11:35am: Cubs first baseman Anthony Rizzo told reporters today that extension talks with the team have stalled and a new deal now looks unlikely (Twitter link via The Athletic’s Patrick Mooney). The slugger added that after speaking with his family and his representatives, he feels strongly about his previously set Opening Day deadline and has told his agents to stop talking to him about a contract (Twitter link via ESPN’s Jesse Rogers). Rizzo is “at peace” with the lack of a new contract and plans to shift his focus to the 2021 season.
Rizzo is one of three prominent members of the Cubs’ 2016 World Series roster that is currently slated to hit the open market after the season. The others, Javier Baez and Kris Bryant, have also been considered potential extension candidates. However, Rizzo was seen as perhaps the likeliest of the trio to sign, given his lengthier tenure with the club, his age and his expected price relative to those younger teammates.
Lining up on a new contract was likely difficult for myriad reasons, though. Rizzo has already signed what proved to be a very beneficial deal for the Cubs once in his career. That contract, a seven-year, $ 41MM extension inked in May 2013, ultimately wound up spanning nine years and paying Rizzo $ 75MM after a pair of club options were picked up and after he triggered some escalators based on a trio of fourth-place finishes in MVP voting. Having already taken what now looks to be a discount once, he may not have been as keen on doing so a second time.
It’s also tough to project Rizzo moving forward after he turned in one of his worst career showings at the plate in last year’s 60-game sprint. Rizzo appeared in 58 games for the Cubs and tallied 243 trips to the plate, but he batted just .222/.342/.414 along the way. His strikeout and walk rates remained strong, but that output obviously pales in comparison to the hearty .276/.379/.499 slash he logged from 2013-19. The Cubs likely have at least some trepidation as a result of last year’s downturn — particularly since Rizzo will turn 32 this August.

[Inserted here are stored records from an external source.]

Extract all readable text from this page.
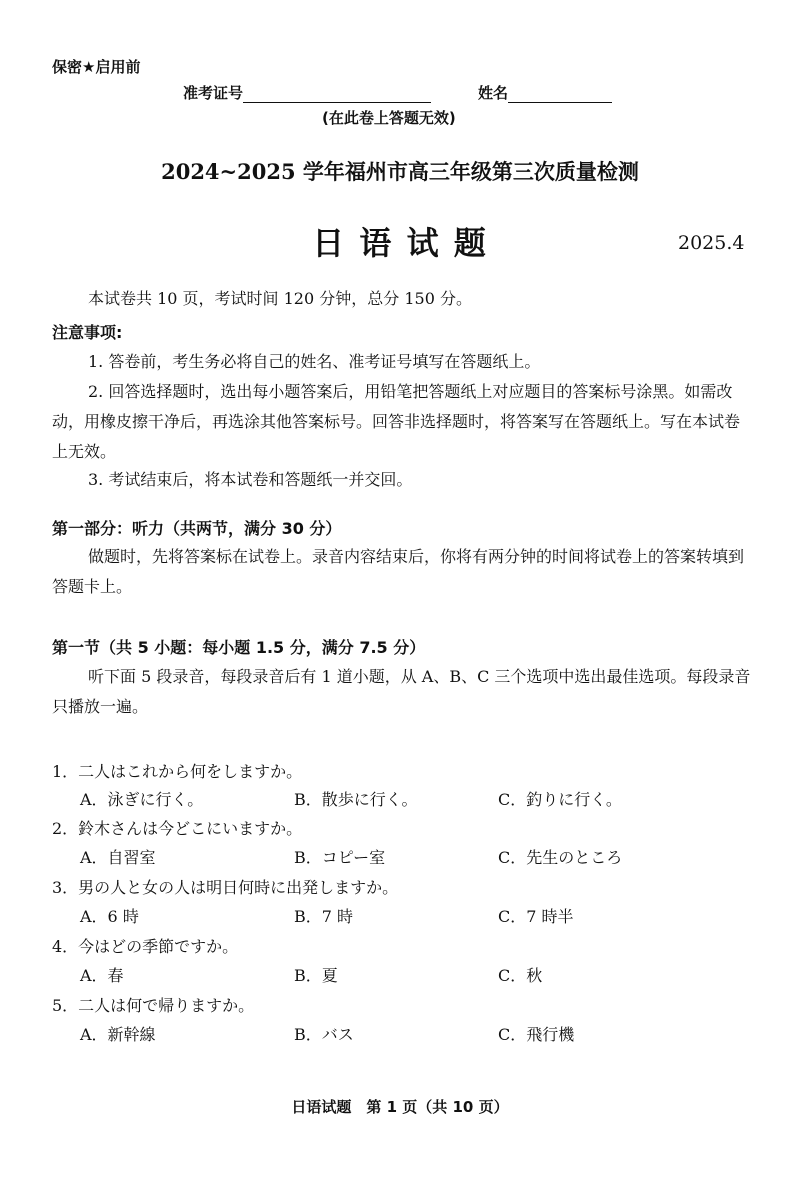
保密★启用前
准考证号	姓名
(在此卷上答题无效)
2024~2025 学年福州市高三年级第三次质量检测
日 语 试 题	2025.4
本试卷共 10 页，考试时间 120 分钟，总分 150 分。
注意事项:
1. 答卷前，考生务必将自己的姓名、准考证号填写在答题纸上。
2. 回答选择题时，选出每小题答案后，用铅笔把答题纸上对应题目的答案标号涂黑。如需改动，用橡皮擦干净后，再选涂其他答案标号。回答非选择题时，将答案写在答题纸上。写在本试卷上无效。
3. 考试结束后，将本试卷和答题纸一并交回。
第一部分：听力（共两节，满分 30 分）
做题时，先将答案标在试卷上。录音内容结束后，你将有两分钟的时间将试卷上的答案转填到答题卡上。
第一节（共 5 小题：每小题 1.5 分，满分 7.5 分）
听下面 5 段录音，每段录音后有 1 道小题，从 A、B、C 三个选项中选出最佳选项。每段录音只播放一遍。
1．二人はこれから何をしますか。
A．泳ぎに行く。	B．散歩に行く。	C．釣りに行く。
2．鈴木さんは今どこにいますか。
A．自習室	B．コピー室	C．先生のところ
3．男の人と女の人は明日何時に出発しますか。
A．6 時	B．7 時	C．7 時半
4．今はどの季節ですか。
A．春	B．夏	C．秋
5．二人は何で帰りますか。
A．新幹線	B．バス	C．飛行機
日语试题　第 1 页（共 10 页）
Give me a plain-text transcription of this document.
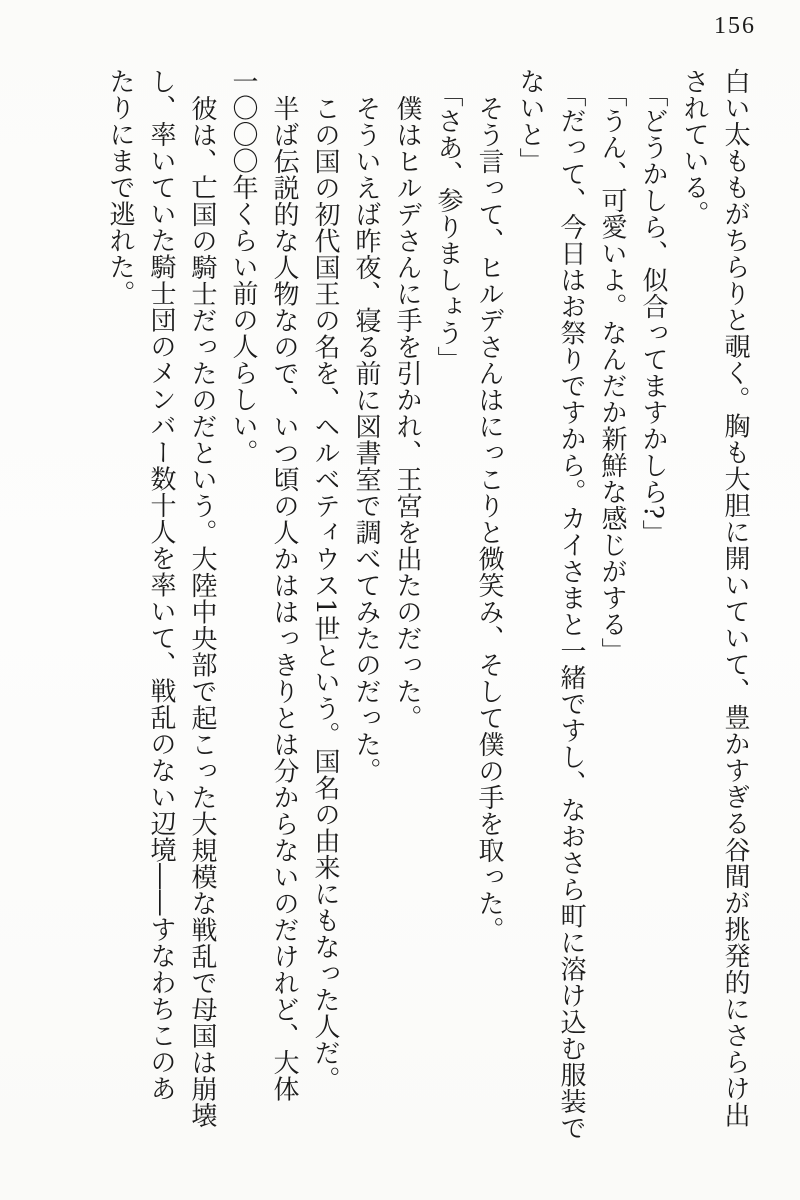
156

白い太ももがちらりと覗く。胸も大胆に開いていて、豊かすぎる谷間が挑発的にさらけ出

されている。

「どうかしら、似合ってますかしら?」

「うん、可愛いよ。なんだか新鮮な感じがする」

「だって、今日はお祭りですから。カイさまと一緒ですし、なおさら町に溶け込む服装で

ないと」

そう言って、ヒルデさんはにっこりと微笑み、そして僕の手を取った。

「さあ、参りましょう」

僕はヒルデさんに手を引かれ、王宮を出たのだった。

そういえば昨夜、寝る前に図書室で調べてみたのだった。

この国の初代国王の名を、ヘルベティウス1世という。国名の由来にもなった人だ。

半ば伝説的な人物なので、いつ頃の人かははっきりとは分からないのだけれど、大体

一〇〇〇年くらい前の人らしい。

彼は、亡国の騎士だったのだという。大陸中央部で起こった大規模な戦乱で母国は崩壊

し、率いていた騎士団のメンバー数十人を率いて、戦乱のない辺境――すなわちこのあ

たりにまで逃れた。
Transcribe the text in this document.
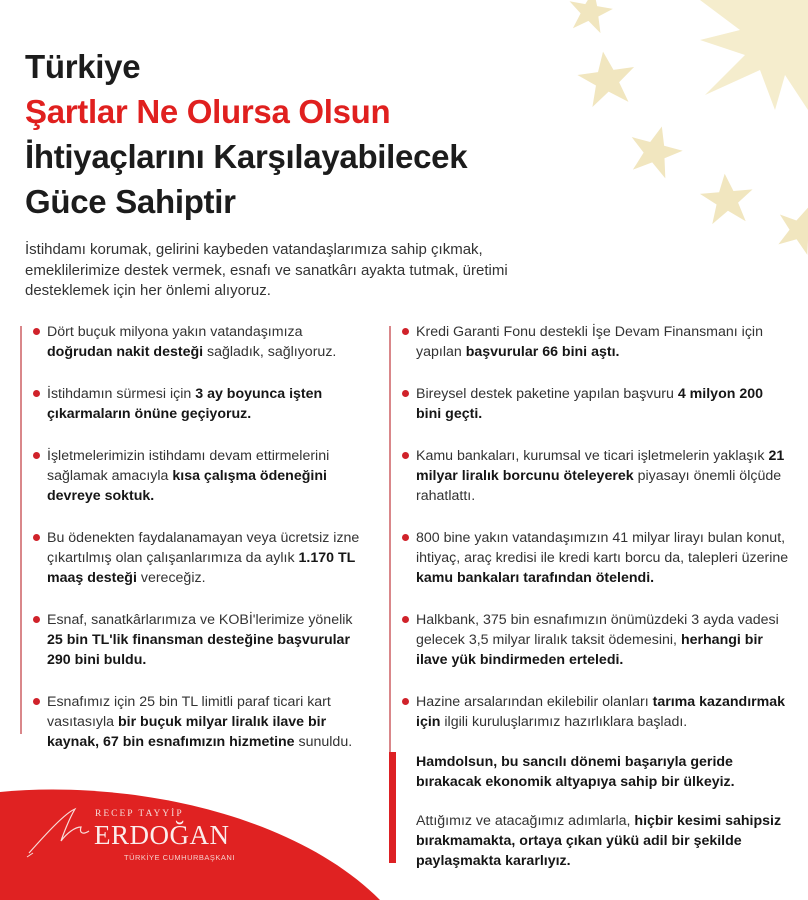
Türkiye
Şartlar Ne Olursa Olsun
İhtiyaçlarını Karşılayabilecek
Güce Sahiptir
İstihdamı korumak, gelirini kaybeden vatandaşlarımıza sahip çıkmak, emeklilerimize destek vermek, esnafı ve sanatkârı ayakta tutmak, üretimi desteklemek için her önlemi alıyoruz.
Dört buçuk milyona yakın vatandaşımıza doğrudan nakit desteği sağladık, sağlıyoruz.
İstihdamın sürmesi için 3 ay boyunca işten çıkarmaların önüne geçiyoruz.
İşletmelerimizin istihdamı devam ettirmelerini sağlamak amacıyla kısa çalışma ödeneğini devreye soktuk.
Bu ödenekten faydalanamayan veya ücretsiz izne çıkartılmış olan çalışanlarımıza da aylık 1.170 TL maaş desteği vereceğiz.
Esnaf, sanatkârlarımıza ve KOBİ'lerimize yönelik 25 bin TL'lik finansman desteğine başvurular 290 bini buldu.
Esnafımız için 25 bin TL limitli paraf ticari kart vasıtasıyla bir buçuk milyar liralık ilave bir kaynak, 67 bin esnafımızın hizmetine sunuldu.
Kredi Garanti Fonu destekli İşe Devam Finansmanı için yapılan başvurular 66 bini aştı.
Bireysel destek paketine yapılan başvuru 4 milyon 200 bini geçti.
Kamu bankaları, kurumsal ve ticari işletmelerin yaklaşık 21 milyar liralık borcunu öteleyerek piyasayı önemli ölçüde rahatlattı.
800 bine yakın vatandaşımızın 41 milyar lirayı bulan konut, ihtiyaç, araç kredisi ile kredi kartı borcu da, talepleri üzerine kamu bankaları tarafından ötelendi.
Halkbank, 375 bin esnafımızın önümüzdeki 3 ayda vadesi gelecek 3,5 milyar liralık taksit ödemesini, herhangi bir ilave yük bindirmeden erteledi.
Hazine arsalarından ekilebilir olanları tarıma kazandırmak için ilgili kuruluşlarımız hazırlıklara başladı.

Hamdolsun, bu sancılı dönemi başarıyla geride bırakacak ekonomik altyapıya sahip bir ülkeyiz.

Attığımız ve atacağımız adımlarla, hiçbir kesimi sahipsiz bırakmamakta, ortaya çıkan yükü adil bir şekilde paylaşmakta kararlıyız.

RECEP TAYYİP
ERDOĞAN
TÜRKİYE CUMHURBAŞKANI
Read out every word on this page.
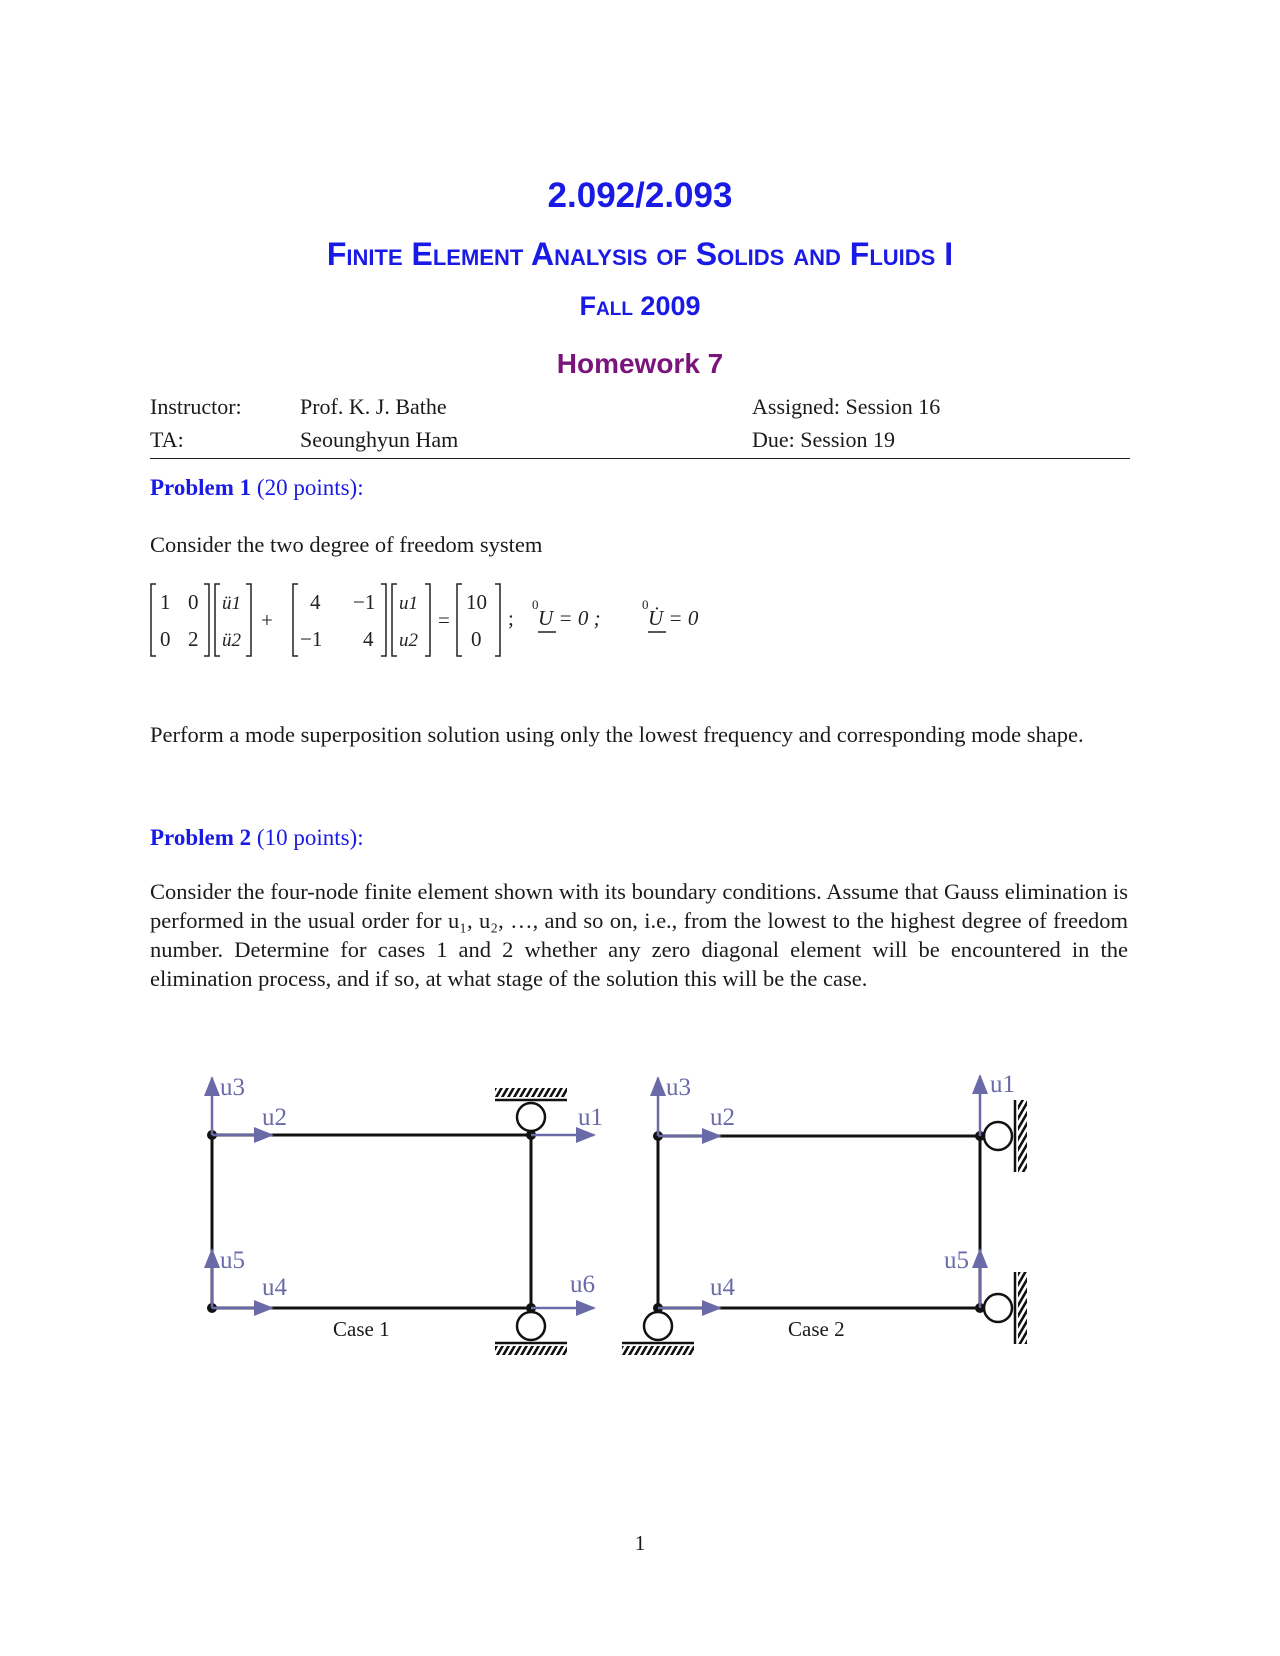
2.092/2.093
Finite Element Analysis of Solids and Fluids I
Fall 2009
Homework 7
Instructor:	Prof. K. J. Bathe	Assigned: Session 16
TA:	Seounghyun Ham	Due: Session 19
Problem 1 (20 points):
Consider the two degree of freedom system
1 0
0 2
ü1
ü2
+
4 −1
−1 4
u1
u2
=
10
0
;
0
U = 0 ;
0
U̇ = 0
Perform a mode superposition solution using only the lowest frequency and corresponding mode shape.
Problem 2 (10 points):
Consider the four-node finite element shown with its boundary conditions. Assume that Gauss elimination is performed in the usual order for u₁, u₂, …, and so on, i.e., from the lowest to the highest degree of freedom number. Determine for cases 1 and 2 whether any zero diagonal element will be encountered in the elimination process, and if so, at what stage of the solution this will be the case.
u3
u2
u5
u4
u1
u6
Case 1
u3
u2
u4
u1
u5
Case 2
1
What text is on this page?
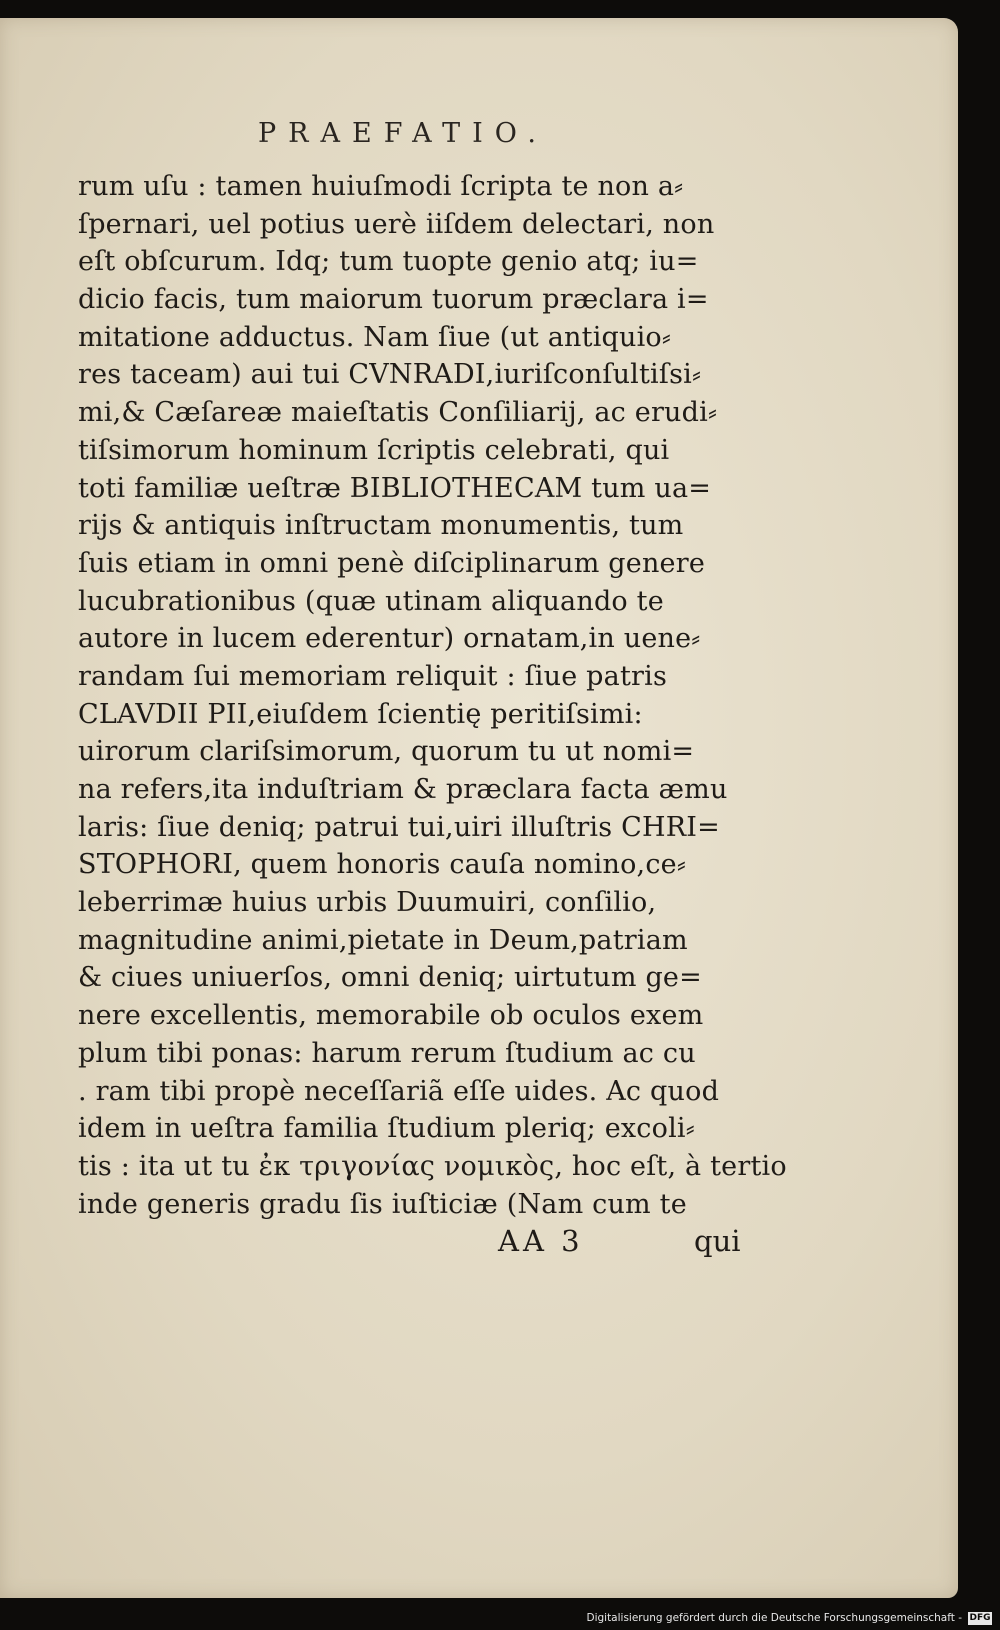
PRAEFATIO.
rum uſu : tamen huiuſmodi ſcripta te non a⸗
ſpernari, uel potius uerè iiſdem delectari, non
eſt obſcurum. Idq; tum tuopte genio atq; iu=
dicio facis, tum maiorum tuorum præclara i=
mitatione adductus. Nam ſiue (ut antiquio⸗
res taceam) aui tui CVNRADI,iuriſconſultiſsi⸗
mi,& Cæſareæ maieſtatis Conſiliarij, ac erudi⸗
tiſsimorum hominum ſcriptis celebrati, qui
toti familiæ ueſtræ BIBLIOTHECAM tum ua=
rijs & antiquis inſtructam monumentis, tum
ſuis etiam in omni penè diſciplinarum genere
lucubrationibus (quæ utinam aliquando te
autore in lucem ederentur) ornatam,in uene⸗
randam ſui memoriam reliquit : ſiue patris
CLAVDII PII,eiuſdem ſcientię peritiſsimi:
uirorum clariſsimorum, quorum tu ut nomi=
na refers,ita induſtriam & præclara facta æmu
laris: ſiue deniq; patrui tui,uiri illuſtris CHRI=
STOPHORI, quem honoris cauſa nomino,ce⸗
leberrimæ huius urbis Duumuiri, conſilio,
magnitudine animi,pietate in Deum,patriam
& ciues uniuerſos, omni deniq; uirtutum ge=
nere excellentis, memorabile ob oculos exem
plum tibi ponas: harum rerum ſtudium ac cu
. ram tibi propè neceſſariã eſſe uides. Ac quod
idem in ueſtra familia ſtudium pleriq; excoli⸗
tis : ita ut tu ἐκ τριγονίας νομικὸς, hoc eſt, à tertio
inde generis gradu ſis iuſticiæ (Nam cum te
AA 3	qui
Digitalisierung gefördert durch die Deutsche Forschungsgemeinschaft - DFG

The lack of a deal this spring doesn’t guarantee that Rizzo will be playing elsewhere after the 2021 season. It remains possible that the Cubs could come back to the table with a late offer that is more in line with the 31-year-old’s asking price to this point, just as it’s possible that he could play out the ’21 season, reach free agency and ultimately still opt to re-sign with the Cubs. Owner Tom Ricketts has been quite averse to long-term spending over the past three offseasons, but at least on the surface, Rizzo would seem like a possible exception due to his nine-year tenure as a Cub, his role as a team leader and the role he played in the franchise’s curse-breaking championship run.